Plutôt qu’ils essaient de comprendre ce que le professeur leur avait demandé de faire et ce qu’ils en retenaient, il est apparu plus stimulant et plus enrichissant de leur demander, tout en les guidant, de « prendre en main » eux-mêmes les textes et de réfléchir à tout ce qui leur serait nécessaire pour se les approprier réellement. Dans un second temps, il s’agissait de sélectionner toutes les traces des travaux d’appropriation des textes qu’ils jugeaient utiles.

Le projet originel avait pour objectif la création collaborative d’un manuel numérique de français.

Une première question résidait dans le degré d’autonomie que l’on peut laisser aux élèves pour choisir les documents censés permettre d’éclairer les textes étudiés en classe, voire de choisir les textes étudiés en classe.

Deux freins

D’abord, l’approche subjective des textes a fait apparaître que les élèves n’avaient pas forcément tous besoin des mêmes « appareillages éditoriaux », ils ne souhaitaient pas forcément tous garder les mêmes traces de leurs travaux d’appropriation des textes (exemple de la lecture expressive très utile pour certains, inutile pour d’autres… même remarque pour le lexique…). Il est donc apparu nécessaire de laisser les élèves créer leur propre manuel de lecteur, tout en conservant une démarche coopérative permettant un dialogue sur les éléments à consigner, les travaux à réaliser et partager les résultats.

Ensuite s’est posée la question de la mise à disposition de textes et de documents qui permettent aux élèves d’entrer dans les textes imposés, de les situer, de les éclairer, de les comprendre.
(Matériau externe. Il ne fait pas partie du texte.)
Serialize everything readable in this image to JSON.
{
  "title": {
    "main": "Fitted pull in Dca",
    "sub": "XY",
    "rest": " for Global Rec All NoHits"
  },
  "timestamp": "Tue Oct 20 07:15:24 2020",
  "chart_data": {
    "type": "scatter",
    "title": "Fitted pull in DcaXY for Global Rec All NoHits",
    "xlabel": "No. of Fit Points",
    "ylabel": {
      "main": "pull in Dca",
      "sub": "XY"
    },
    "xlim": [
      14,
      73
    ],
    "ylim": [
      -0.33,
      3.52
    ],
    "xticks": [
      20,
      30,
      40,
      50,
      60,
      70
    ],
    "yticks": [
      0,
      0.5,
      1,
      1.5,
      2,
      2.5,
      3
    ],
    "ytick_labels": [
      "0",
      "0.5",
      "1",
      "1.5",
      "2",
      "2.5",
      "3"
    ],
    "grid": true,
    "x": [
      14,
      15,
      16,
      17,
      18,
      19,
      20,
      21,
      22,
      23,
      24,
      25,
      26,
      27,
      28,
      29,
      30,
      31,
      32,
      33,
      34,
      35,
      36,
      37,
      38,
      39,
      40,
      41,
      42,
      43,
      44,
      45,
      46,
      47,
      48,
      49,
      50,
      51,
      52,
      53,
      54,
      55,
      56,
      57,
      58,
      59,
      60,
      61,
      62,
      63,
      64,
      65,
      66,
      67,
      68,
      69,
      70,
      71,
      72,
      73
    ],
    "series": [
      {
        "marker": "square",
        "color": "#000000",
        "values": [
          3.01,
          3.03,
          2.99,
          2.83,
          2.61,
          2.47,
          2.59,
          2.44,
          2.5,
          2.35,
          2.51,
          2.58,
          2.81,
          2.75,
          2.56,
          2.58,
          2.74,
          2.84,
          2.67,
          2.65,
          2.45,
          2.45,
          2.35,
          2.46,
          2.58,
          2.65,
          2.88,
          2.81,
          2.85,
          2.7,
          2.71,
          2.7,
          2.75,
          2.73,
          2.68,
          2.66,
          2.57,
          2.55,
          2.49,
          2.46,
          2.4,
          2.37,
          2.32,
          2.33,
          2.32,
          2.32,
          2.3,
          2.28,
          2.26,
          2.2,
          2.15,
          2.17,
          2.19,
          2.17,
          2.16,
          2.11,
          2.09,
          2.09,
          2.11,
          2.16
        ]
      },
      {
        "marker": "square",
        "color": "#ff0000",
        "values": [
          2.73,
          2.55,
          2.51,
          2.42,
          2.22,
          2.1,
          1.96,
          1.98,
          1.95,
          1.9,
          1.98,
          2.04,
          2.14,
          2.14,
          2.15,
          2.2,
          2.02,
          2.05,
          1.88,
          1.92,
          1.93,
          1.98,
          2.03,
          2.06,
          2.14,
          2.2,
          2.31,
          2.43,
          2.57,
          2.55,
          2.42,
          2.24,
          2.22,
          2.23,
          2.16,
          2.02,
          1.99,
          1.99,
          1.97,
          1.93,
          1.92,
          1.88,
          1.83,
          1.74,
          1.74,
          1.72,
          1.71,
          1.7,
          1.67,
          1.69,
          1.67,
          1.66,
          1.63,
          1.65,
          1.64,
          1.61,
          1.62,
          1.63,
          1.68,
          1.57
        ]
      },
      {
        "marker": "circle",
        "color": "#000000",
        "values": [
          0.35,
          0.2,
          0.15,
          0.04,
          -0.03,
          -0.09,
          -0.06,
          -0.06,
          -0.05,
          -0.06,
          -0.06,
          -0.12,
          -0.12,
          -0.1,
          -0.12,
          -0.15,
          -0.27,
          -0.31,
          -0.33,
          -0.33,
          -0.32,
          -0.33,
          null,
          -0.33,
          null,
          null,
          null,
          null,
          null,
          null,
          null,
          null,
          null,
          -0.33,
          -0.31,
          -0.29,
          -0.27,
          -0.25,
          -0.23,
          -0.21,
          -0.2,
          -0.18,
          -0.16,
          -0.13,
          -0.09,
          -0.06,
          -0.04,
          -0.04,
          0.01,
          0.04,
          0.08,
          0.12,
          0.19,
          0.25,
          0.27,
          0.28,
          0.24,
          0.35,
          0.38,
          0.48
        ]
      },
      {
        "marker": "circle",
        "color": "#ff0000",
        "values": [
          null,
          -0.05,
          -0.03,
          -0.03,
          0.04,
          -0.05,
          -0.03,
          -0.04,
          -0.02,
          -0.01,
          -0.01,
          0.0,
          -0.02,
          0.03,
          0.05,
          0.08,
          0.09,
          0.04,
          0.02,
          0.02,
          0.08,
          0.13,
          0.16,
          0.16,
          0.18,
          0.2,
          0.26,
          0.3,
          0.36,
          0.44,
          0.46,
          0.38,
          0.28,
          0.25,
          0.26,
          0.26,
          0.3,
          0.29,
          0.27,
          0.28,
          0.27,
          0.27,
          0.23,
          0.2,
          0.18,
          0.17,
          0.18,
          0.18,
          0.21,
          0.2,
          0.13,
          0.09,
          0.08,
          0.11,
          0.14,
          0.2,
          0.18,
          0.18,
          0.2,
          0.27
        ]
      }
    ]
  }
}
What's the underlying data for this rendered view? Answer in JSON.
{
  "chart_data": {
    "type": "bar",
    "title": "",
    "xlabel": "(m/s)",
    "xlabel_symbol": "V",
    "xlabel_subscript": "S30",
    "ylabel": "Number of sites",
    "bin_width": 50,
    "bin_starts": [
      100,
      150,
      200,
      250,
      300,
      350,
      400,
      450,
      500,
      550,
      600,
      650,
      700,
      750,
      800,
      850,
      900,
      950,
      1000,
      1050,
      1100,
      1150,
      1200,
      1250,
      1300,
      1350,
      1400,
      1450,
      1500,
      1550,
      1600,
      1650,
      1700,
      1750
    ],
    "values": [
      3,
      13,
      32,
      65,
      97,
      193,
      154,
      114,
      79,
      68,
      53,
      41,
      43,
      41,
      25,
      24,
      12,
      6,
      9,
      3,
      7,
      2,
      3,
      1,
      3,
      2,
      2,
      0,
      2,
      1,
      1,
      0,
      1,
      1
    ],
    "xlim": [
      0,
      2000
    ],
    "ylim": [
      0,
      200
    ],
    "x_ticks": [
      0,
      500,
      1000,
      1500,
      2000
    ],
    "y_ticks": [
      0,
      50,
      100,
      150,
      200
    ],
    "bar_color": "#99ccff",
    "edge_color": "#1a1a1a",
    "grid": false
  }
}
De là est née l'idée de proposer des corpus plus volumineux, quitte à ne pas tout travailler, et de proposer, au-delà des lectures cursives traditionnelles, une lecture « fil rouge » d’une œuvre très riche, permettant de susciter la curiosité mais aussi d’éclairer certains pans du programme de l’année, d’enrichir les découvertes et de jouer sur le plaisir de l’intrigue : Théophile Gautier, Le Capitaine Fracasse.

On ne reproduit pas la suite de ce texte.